Infinite Lenses on God

Infinite Lenses on God
How do I create time to experience and express my spirituality on a daily basis?

There are many lenses of God as there are cultures, religions and people. In my class on multicultural issues within the counseling profession, it’s made clear that every individual is a unique hybrid of many different cultures—cultures such as ethnicity, age, interests, socio-economic status, level of acculturation or enculturation with other cultures, religion, spirituality, gender, nationality, and the list goes on.

What struck me was how spirituality and religion are related yet distinguishable.

Each of us has within us a specific and subjective lens on the reality. This exact topic was what I chose to be my thesis paper in my philosophy undergrad major. Garrett J. McAuliffe’s book (2019) Culturally Alert Counseling, A Comprehensive Introduction, which I think should be on high school reading lists, distinguishes religion from spirituality as religion is the “doctrinal, external and limited to group membership” whereas spirituality “imposes no doctrinal system, is private, and is universal.” 

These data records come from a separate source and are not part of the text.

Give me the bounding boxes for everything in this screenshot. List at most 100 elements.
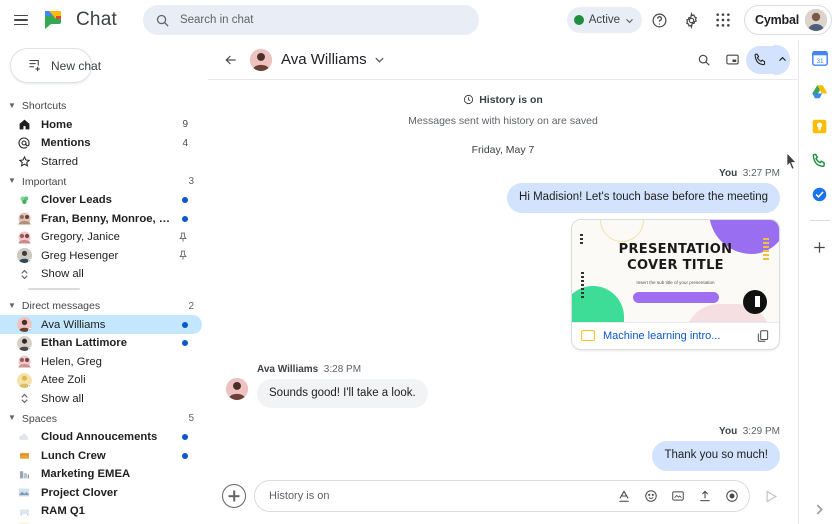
sidebar-item-clover-leads[interactable]: Clover Leads <box>0 191 202 210</box>
drive-attach-icon[interactable] <box>725 489 739 503</box>
back-arrow-icon[interactable] <box>218 47 244 73</box>
sidebar-item-label: Cloud Annoucements <box>41 431 158 444</box>
sidebar-item-helen-greg[interactable]: Helen, Greg <box>0 352 202 371</box>
emoji-icon[interactable] <box>644 489 658 503</box>
section-title: Spaces <box>21 412 57 425</box>
conversation-avatar <box>250 48 272 71</box>
message-input[interactable]: History is on <box>254 480 750 512</box>
history-title: History is on <box>479 93 543 106</box>
slide-preview: PRESENTATION COVER TITLE Insert the sub … <box>572 219 779 322</box>
attachment-file-name[interactable]: Machine learning intro... <box>603 330 720 342</box>
copy-link-icon[interactable] <box>756 329 770 343</box>
call-icon[interactable] <box>746 45 774 74</box>
sidebar-item-greg-hesenger[interactable]: Greg Hesenger <box>0 246 202 265</box>
search-in-conversation-icon[interactable] <box>690 46 718 74</box>
sidebar-item-label: RAM Q1 <box>41 505 85 518</box>
sidebar-item-label: Fran, Benny, Monroe, Vin... <box>41 212 176 225</box>
side-panel-rail: 31 <box>798 40 840 524</box>
chevron-down-icon: ▼ <box>8 300 16 310</box>
sidebar-item-ram-q1[interactable]: RAM Q1 <box>0 502 202 521</box>
open-in-new-window-icon[interactable] <box>718 46 746 74</box>
sidebar-item-label: Ethan Lattimore <box>41 337 127 350</box>
sidebar-item-group-fran[interactable]: Fran, Benny, Monroe, Vin... <box>0 209 202 228</box>
gear-icon[interactable] <box>676 5 706 35</box>
message-text: Thank you so much! <box>652 441 780 471</box>
search-input[interactable]: Search in chat <box>142 5 479 35</box>
google-keep-icon[interactable] <box>810 116 830 136</box>
sidebar-item-fireside-chats[interactable]: W Fireside chats <box>0 520 202 524</box>
message-author: You <box>719 426 738 438</box>
section-count: 5 <box>188 413 194 425</box>
message-meta: You 3:27 PM <box>719 168 780 179</box>
svg-text:31: 31 <box>816 58 824 65</box>
app-body: New chat ▼ Shortcuts Home 9 Mentions 4 S… <box>0 40 840 524</box>
sidebar-item-group-gregory-janice[interactable]: Gregory, Janice <box>0 228 202 247</box>
chevron-right-icon[interactable] <box>813 503 826 516</box>
sidebar-item-lunch-crew[interactable]: Lunch Crew <box>0 446 202 465</box>
plus-circle-icon[interactable] <box>222 484 246 508</box>
sidebar-item-label: Mentions <box>41 137 91 150</box>
hamburger-icon[interactable] <box>6 5 36 35</box>
decoration-square <box>602 295 610 304</box>
format-text-icon[interactable] <box>617 489 631 503</box>
chevron-down-icon: ▼ <box>8 413 16 423</box>
add-app-button[interactable] <box>810 237 830 257</box>
google-tasks-icon[interactable] <box>810 184 830 204</box>
slide-title-line2: COVER TITLE <box>627 257 724 273</box>
chevron-down-icon: ▼ <box>8 100 16 110</box>
message-input-placeholder: History is on <box>269 490 330 502</box>
sidebar-item-ava-williams[interactable]: Ava Williams <box>0 315 202 334</box>
sidebar-item-label: Show all <box>41 268 84 281</box>
avatar <box>805 9 827 31</box>
message-incoming: Ava Williams 3:28 PM Sounds good! I'll t… <box>226 364 780 409</box>
slide-title-line1: PRESENTATION <box>618 241 733 257</box>
apps-grid-icon[interactable] <box>708 5 738 35</box>
sidebar-item-marketing-emea[interactable]: Marketing EMEA <box>0 465 202 484</box>
decoration-dots-2 <box>581 271 584 300</box>
upload-file-icon[interactable] <box>698 489 712 503</box>
expand-icon <box>16 393 32 404</box>
help-icon[interactable] <box>644 5 674 35</box>
decoration-circle <box>600 219 644 242</box>
section-header-spaces[interactable]: ▼ Spaces 5 <box>0 408 208 428</box>
new-chat-label: New chat <box>51 58 102 73</box>
search-placeholder: Search in chat <box>179 14 254 26</box>
google-voice-icon[interactable] <box>810 150 830 170</box>
chevron-down-icon[interactable] <box>374 54 385 65</box>
space-avatar <box>16 449 32 462</box>
attachment-card[interactable]: PRESENTATION COVER TITLE Insert the sub … <box>571 218 780 350</box>
section-header-shortcuts[interactable]: ▼ Shortcuts <box>0 95 208 115</box>
status-badge[interactable]: Active <box>566 7 643 33</box>
attachment-card-footer: Machine learning intro... <box>572 321 779 349</box>
status-label: Active <box>588 14 621 26</box>
gif-icon[interactable] <box>671 489 685 503</box>
sidebar-item-project-clover[interactable]: Project Clover <box>0 483 202 502</box>
sidebar-item-starred[interactable]: Starred <box>0 152 202 171</box>
google-calendar-icon[interactable]: 31 <box>810 48 830 68</box>
sidebar-item-ethan-lattimore[interactable]: Ethan Lattimore <box>0 334 202 353</box>
space-avatar <box>16 486 32 499</box>
sidebar-item-label: Ava Williams <box>41 318 106 331</box>
unread-count: 9 <box>182 119 188 131</box>
google-drive-icon[interactable] <box>810 82 830 102</box>
top-app-bar: Chat Search in chat Active Cymbal <box>0 0 840 40</box>
sidebar-item-home[interactable]: Home 9 <box>0 115 202 134</box>
new-chat-button[interactable]: New chat <box>10 48 101 84</box>
sidebar-item-label: Atee Zoli <box>41 374 86 387</box>
google-slides-icon <box>581 330 595 342</box>
section-header-important[interactable]: ▼ Important 3 <box>0 171 208 191</box>
page-title: Ava Williams <box>281 51 367 68</box>
sidebar-item-atee-zoli[interactable]: Atee Zoli <box>0 371 202 390</box>
sidebar-item-mentions[interactable]: Mentions 4 <box>0 134 202 153</box>
chevron-up-icon[interactable] <box>774 44 790 75</box>
send-icon[interactable] <box>758 483 784 509</box>
conversation-header-actions <box>690 44 790 75</box>
account-switcher[interactable]: Cymbal <box>744 5 832 35</box>
history-clock-icon <box>463 94 474 105</box>
group-avatar <box>16 354 32 369</box>
sidebar-item-show-all-important[interactable]: Show all <box>0 265 202 284</box>
sidebar-item-cloud-annoucements[interactable]: Cloud Annoucements <box>0 428 202 447</box>
section-header-direct-messages[interactable]: ▼ Direct messages 2 <box>0 295 208 315</box>
sidebar-item-show-all-dms[interactable]: Show all <box>0 389 202 408</box>
group-avatar <box>16 230 32 245</box>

According to McAuliffe, the Latin root word for religion is religare, which means to “tie-back” or “tie-to,” whereas the root word for spirituality is spirare, which means “to breathe.”  

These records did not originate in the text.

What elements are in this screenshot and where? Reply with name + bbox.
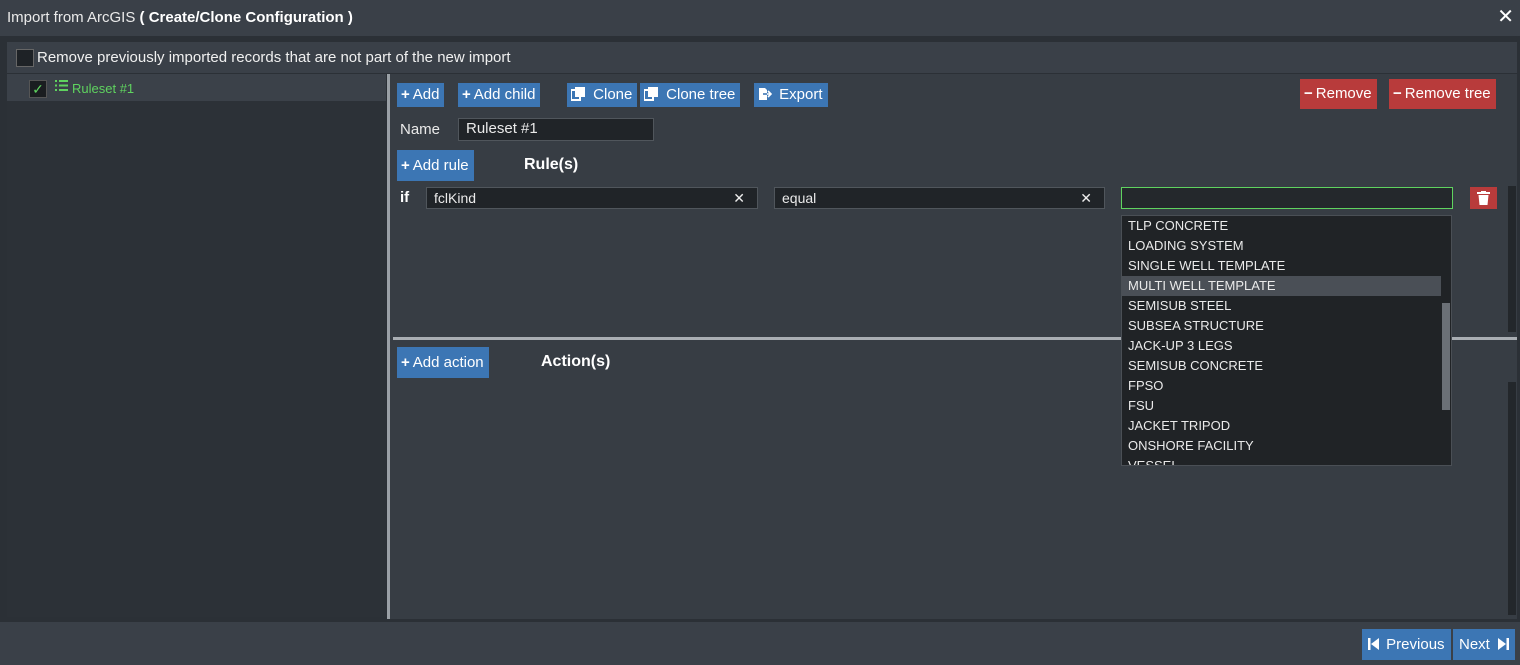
rule-operator-select[interactable]: equal ✕ [774, 187, 1105, 209]
name-label: Name [400, 121, 441, 138]
plus-icon: + [401, 157, 410, 174]
dropdown-option[interactable]: JACK-UP 3 LEGS [1122, 336, 1442, 356]
plus-icon: + [462, 86, 471, 103]
list-icon [55, 79, 68, 95]
dropdown-option[interactable]: LOADING SYSTEM [1122, 236, 1442, 256]
dropdown-option[interactable]: TLP CONCRETE [1122, 216, 1442, 236]
dropdown-option-highlighted[interactable]: MULTI WELL TEMPLATE [1122, 276, 1442, 296]
actions-scrollbar[interactable] [1508, 382, 1516, 615]
dropdown-option[interactable]: SEMISUB CONCRETE [1122, 356, 1442, 376]
dialog-footer: Previous Next [0, 622, 1520, 665]
copy-icon [570, 86, 590, 103]
rule-value-input[interactable] [1121, 187, 1453, 209]
trash-icon [1477, 191, 1490, 205]
next-button[interactable]: Next [1453, 629, 1516, 660]
tree-item-checkbox[interactable]: ✓ [29, 80, 47, 98]
dropdown-scrollbar-track[interactable] [1441, 216, 1451, 465]
add-button[interactable]: + Add [397, 83, 445, 107]
dialog-title-prefix: Import from ArcGIS [7, 9, 136, 26]
add-rule-button[interactable]: + Add rule [397, 150, 474, 181]
rules-heading: Rule(s) [524, 156, 579, 173]
tree-item-label: Ruleset #1 [72, 81, 135, 96]
skip-back-icon [1368, 636, 1383, 653]
dialog-title-mode: ( Create/Clone Configuration ) [139, 9, 353, 26]
skip-forward-icon [1494, 636, 1510, 653]
dialog-title: Import from ArcGIS ( Create/Clone Config… [7, 9, 353, 26]
rules-scrollbar[interactable] [1508, 186, 1516, 332]
dropdown-option[interactable]: FPSO [1122, 376, 1442, 396]
remove-tree-button[interactable]: − Remove tree [1389, 79, 1496, 109]
name-input[interactable]: Ruleset #1 [458, 118, 654, 141]
dropdown-option[interactable]: SUBSEA STRUCTURE [1122, 316, 1442, 336]
close-icon[interactable]: ✕ [1497, 6, 1514, 28]
dropdown-option[interactable]: SINGLE WELL TEMPLATE [1122, 256, 1442, 276]
previous-button[interactable]: Previous [1362, 629, 1451, 660]
dropdown-option[interactable]: JACKET TRIPOD [1122, 416, 1442, 436]
remove-previous-checkbox[interactable] [16, 49, 34, 67]
dropdown-option[interactable]: ONSHORE FACILITY [1122, 436, 1442, 456]
plus-icon: + [401, 354, 410, 371]
remove-button[interactable]: − Remove [1300, 79, 1377, 109]
plus-icon: + [401, 86, 410, 103]
export-file-icon [758, 86, 776, 103]
minus-icon: − [1393, 85, 1402, 102]
dropdown-option[interactable]: SEMISUB STEEL [1122, 296, 1442, 316]
rule-field-select[interactable]: fclKind ✕ [426, 187, 758, 209]
dropdown-scrollbar-thumb[interactable] [1442, 303, 1450, 410]
actions-heading: Action(s) [541, 353, 611, 370]
clear-field-icon[interactable]: ✕ [733, 188, 745, 208]
minus-icon: − [1304, 85, 1313, 102]
title-bar: Import from ArcGIS ( Create/Clone Config… [0, 0, 1520, 36]
value-dropdown-list[interactable]: TLP CONCRETE LOADING SYSTEM SINGLE WELL … [1121, 215, 1452, 466]
clear-operator-icon[interactable]: ✕ [1080, 188, 1092, 208]
copy-icon [643, 86, 663, 103]
rule-field-value: fclKind [434, 190, 477, 206]
rule-operator-value: equal [782, 190, 817, 206]
clone-tree-button[interactable]: Clone tree [640, 83, 741, 107]
dropdown-option[interactable]: VESSEL [1122, 456, 1442, 465]
tree-item-ruleset-1[interactable]: ✓ Ruleset #1 [7, 74, 386, 101]
add-child-button[interactable]: + Add child [458, 83, 541, 107]
clone-button[interactable]: Clone [567, 83, 638, 107]
ruleset-tree-pane: ✓ Ruleset #1 [7, 74, 386, 617]
if-label: if [400, 189, 410, 206]
export-button[interactable]: Export [754, 83, 828, 107]
dropdown-option[interactable]: FSU [1122, 396, 1442, 416]
remove-previous-label: Remove previously imported records that … [37, 49, 511, 66]
options-bar: Remove previously imported records that … [7, 42, 1517, 73]
delete-rule-button[interactable] [1470, 187, 1497, 209]
add-action-button[interactable]: + Add action [397, 347, 489, 378]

Several (not all) religions have roots in power and money when you examine their foundation and history, however, this does not negate that they also accomplish great things in terms of unifying the community around benevolent teachings. The people within the church, the community, often have pure, spiritual intention opposed to the corruption within the ruling institution. The collective's spiritual intention overrides the corruption and control of their respective religious establishments. In essence, nothing is black and white. Everything has dark and light.

Like anything in life, we must look at the roots—the roots of the words and their meanings, the roots of history and the purpose of establishments such as the Catholic Church, for instance. One can separate the teachings of Christ, for instance, and good intentions of members within the Church vs the darker reality of the Church as a power structure.

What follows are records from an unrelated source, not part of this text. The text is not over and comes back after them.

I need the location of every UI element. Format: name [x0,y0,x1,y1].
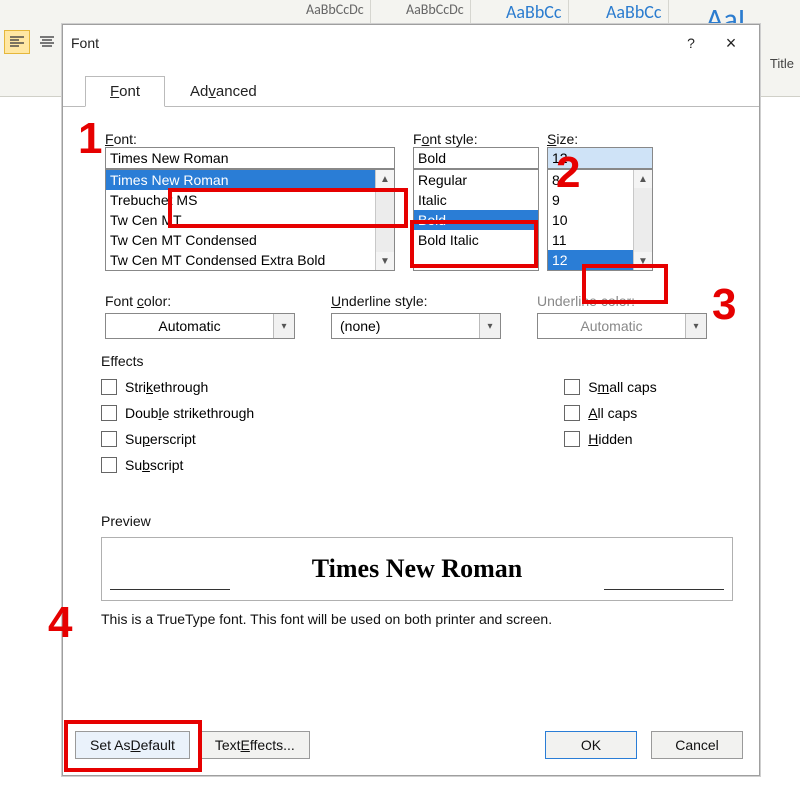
dialog-buttons: Set As Default Text Effects... OK Cancel [75,731,743,759]
font-label: Font: [105,131,395,147]
align-center-icon[interactable] [34,30,60,54]
text-effects-button[interactable]: Text Effects... [200,731,310,759]
font-color-label: Font color: [105,293,295,309]
font-column: Font: Times New Roman Trebuchet MS Tw Ce… [105,131,395,271]
tab-font[interactable]: Font [85,76,165,107]
chevron-down-icon[interactable]: ▾ [479,314,500,338]
font-pane: Font: Times New Roman Trebuchet MS Tw Ce… [63,107,759,153]
scroll-up-icon[interactable]: ▲ [634,170,652,188]
chevron-down-icon: ▾ [685,314,706,338]
color-row: Font color: Automatic ▾ Underline style:… [105,293,735,339]
dialog-title: Font [71,35,671,51]
font-list-item[interactable]: Tw Cen MT Condensed Extra Bold [106,250,394,270]
checkbox-icon [101,431,117,447]
underline-color-value: Automatic [538,318,685,334]
size-listbox[interactable]: 8 9 10 11 12 ▲ ▼ [547,169,653,271]
preview-text: Times New Roman [312,554,522,584]
titlebar: Font ? × [63,25,759,61]
font-style-label: Font style: [413,131,539,147]
font-listbox[interactable]: Times New Roman Trebuchet MS Tw Cen MT T… [105,169,395,271]
font-color-value: Automatic [106,318,273,334]
ribbon-title-label: Title [770,56,794,71]
font-style-listbox[interactable]: Regular Italic Bold Bold Italic [413,169,539,271]
checkbox-icon [101,379,117,395]
size-column: Size: 8 9 10 11 12 ▲ ▼ [547,131,653,271]
underline-color-dropdown: Automatic ▾ [537,313,707,339]
size-label: Size: [547,131,653,147]
effects-label: Effects [101,353,733,369]
checkbox-icon [564,431,580,447]
scroll-up-icon[interactable]: ▲ [376,170,394,188]
checkbox-icon [564,379,580,395]
set-as-default-button[interactable]: Set As Default [75,731,190,759]
scrollbar[interactable]: ▲ ▼ [633,170,652,270]
font-style-item[interactable]: Bold Italic [414,230,538,250]
chk-small-caps[interactable]: Small caps [564,379,656,395]
font-style-item[interactable]: Italic [414,190,538,210]
font-style-input[interactable] [413,147,539,169]
style-tile: AaBbCcDc [300,0,371,24]
font-color-dropdown[interactable]: Automatic ▾ [105,313,295,339]
underline-color-label: Underline color: [537,293,707,309]
style-tile: AaBbCc [600,0,669,24]
preview-rule [110,589,230,590]
tab-strip: Font Advanced [63,75,759,107]
cancel-button[interactable]: Cancel [651,731,743,759]
chk-strikethrough[interactable]: Strikethrough [101,379,254,395]
scroll-down-icon[interactable]: ▼ [634,252,652,270]
font-style-item[interactable]: Regular [414,170,538,190]
effects-group: Effects Strikethrough Double strikethrou… [101,355,733,473]
chevron-down-icon[interactable]: ▾ [273,314,294,338]
style-tile: AaBbCc [500,0,569,24]
scrollbar[interactable]: ▲ ▼ [375,170,394,270]
font-list-item[interactable]: Tw Cen MT Condensed [106,230,394,250]
chk-subscript[interactable]: Subscript [101,457,254,473]
chk-superscript[interactable]: Superscript [101,431,254,447]
underline-style-label: Underline style: [331,293,501,309]
checkbox-icon [101,405,117,421]
style-tile: AaBbCcDc [400,0,471,24]
chk-double-strikethrough[interactable]: Double strikethrough [101,405,254,421]
font-list-item[interactable]: Trebuchet MS [106,190,394,210]
checkbox-icon [101,457,117,473]
chk-all-caps[interactable]: All caps [564,405,656,421]
chk-hidden[interactable]: Hidden [564,431,656,447]
font-dialog: Font ? × Font Advanced Font: Times New R… [62,24,760,776]
preview-label: Preview [101,513,733,529]
font-hint: This is a TrueType font. This font will … [101,611,733,627]
underline-style-dropdown[interactable]: (none) ▾ [331,313,501,339]
font-list-item[interactable]: Tw Cen MT [106,210,394,230]
checkbox-icon [564,405,580,421]
close-button[interactable]: × [711,29,751,57]
align-left-icon[interactable] [4,30,30,54]
font-style-item[interactable]: Bold [414,210,538,230]
help-button[interactable]: ? [671,29,711,57]
font-input[interactable] [105,147,395,169]
ok-button[interactable]: OK [545,731,637,759]
align-group [4,30,60,54]
size-input[interactable] [547,147,653,169]
font-list-item[interactable]: Times New Roman [106,170,394,190]
underline-style-value: (none) [332,318,479,334]
tab-advanced[interactable]: Advanced [165,76,282,107]
preview-group: Preview Times New Roman This is a TrueTy… [101,515,733,627]
preview-area: Times New Roman [101,537,733,601]
preview-rule [604,589,724,590]
font-style-column: Font style: Regular Italic Bold Bold Ita… [413,131,539,271]
scroll-down-icon[interactable]: ▼ [376,252,394,270]
style-tile: AaI [700,0,751,24]
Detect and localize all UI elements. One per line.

As living beings, there are infinite ways to experience the presence of God, the universe, or whatever we deem to experienced as divine or sacred. Some experience through scripture, spending time in nature, or/and through love, community, connection. I've always considered myself more spiritual than religious because I realized early on that there can be many different lenses (or interpretations) of the same eternal truth. My Catholic high-school was forward enough to teach a philosophy-based worlds religion's class, and early on I came to realize that across the 12 major world religions that we studied, the one commonality I could find between them was that God = Love.

Whether you're Jewish, Muslim, Hindu, Christian, Buddhist, Shinto, Sikh, (or agnostic), there are as many lenses on the sacred as there are people, in the broadest definition of culture, and therefore we all will have our own subjective experience of spirituality within this world.

The beauty of learning, if we are open to it, is that we can adjust our lens the way a kaleidoscope changes shapes and colors as we encounter other people who carry different points of view and experiences. Our aperture can suddenly widen or narrow, yet in my mind the picture shows the same thing, but in an alternate way. That doesn't mean we have to drop our own beliefs to accept another's; it just means widening our view.

In our own lives, and in our own religions (if you belong to one), it's important to distinguish between truth and dogma, and realize our views are meant to be ever evolving...jut like the Universe.

Soul-Prompt: Am I more spiritual or religious right now? Why? What role does religion and/(or) spirituality play in my daily life? How do I experience the sacred?